In high school I was obsessed with microcontrollers and old computer architectures. I designed, built, and wrote code for a couple of tiny computers during that time. Demomite was special because it was sort of the culmination of all of my prior tinkering. I was applying to colleges and wanted a project that would make me stand out. So I set out to design, build, and program a game console in as short a time as I could manage.

For the core I chose the ATTiny2313 processor from Atmel (now Microchip). I love AVR microprocessors because they are very simple but powerful. It's a RISC architecture so it's easy to hold in one's head and programming directly in assembly is straightforward. The 2313 in particular has some aspects that make it extra fun:

  • 2 KB of flash for code
  • 128 bytes of RAM
  • An 8 MHz instruction clock

The Hardware

For a complete game console I decided I needed graphics and audio. So I added a screen stolen from a Nokia 3310 cell phone with a nice simple SPI interface and a small speaker taken out of a toy driven by a transistor connected to a single I/O pin. For controls I used a NES compatible controller (basically just a shift register).

The guts

It took a full day to develop the hardware, writing drivers and tests in assembly code as I went. On the second day I wrote the code for a game for the system.

The Game

For a while I had been playing around in Ruby on the PC writing a side-scrolling adventure game I called Miasmata. I thought the concept for that game fit the lofi aesthetic of my new console well, so I set out to develop a version of it as the first title for the Demomite.

In roughly 1700 lines of AVR assembly (check it out on GitHub) I made a little adventure game with tile-based graphics and an interrupt-based audio system. You play the role of someone exploring a wrecked world. You have strange abilities to corrupt the environment, but you are not sure if they give you the power to change circumstances for the better or just throw the world further into chaos.
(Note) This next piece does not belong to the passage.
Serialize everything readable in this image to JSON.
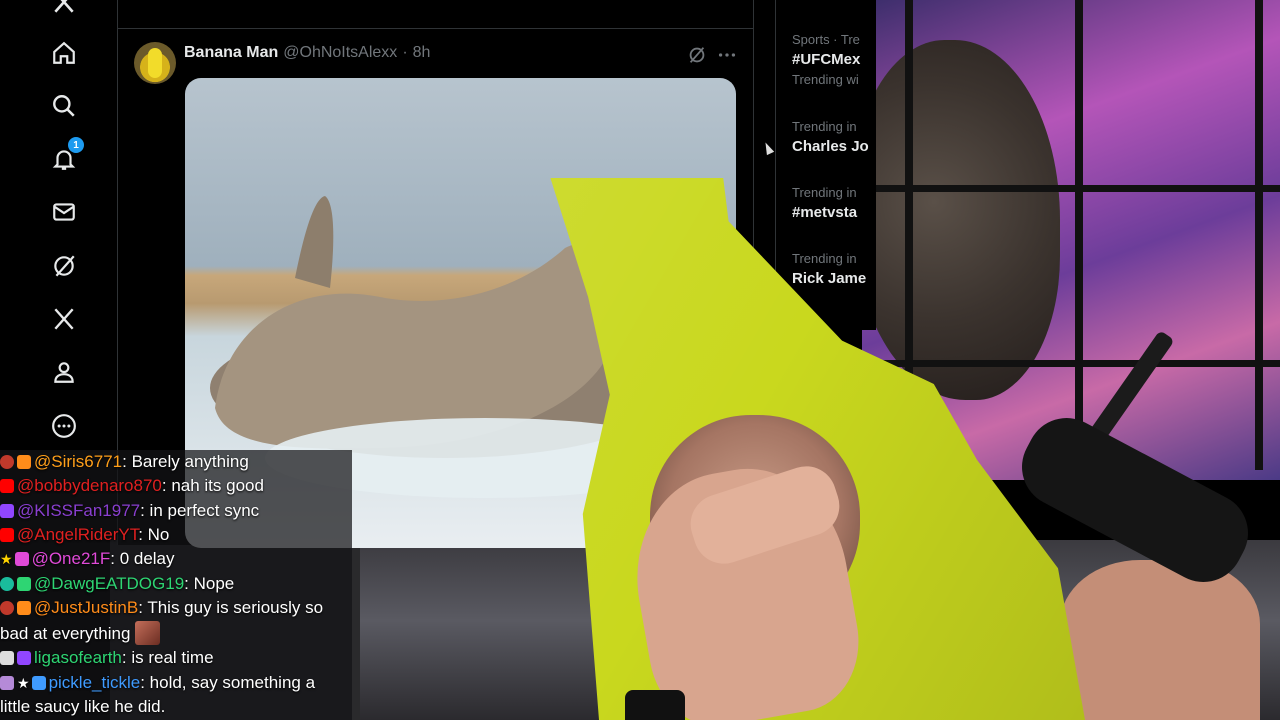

Here's a sample of the 1 bit sound track (I'm not a musician...):

Here's what death sounded like:

To fit everything in I developed a quick prototype of the game in Ruby and some tools to compress assets like the map and graphics. Prototype game:

Walking! Is. so. Much. FUN.

Here's what the level editor looked like:

It took two days to build this project from start to finish. I made this video overview of the process and actually submitted it with my application to MIT (I don't know whether any reviewer watched it, but they accepted me).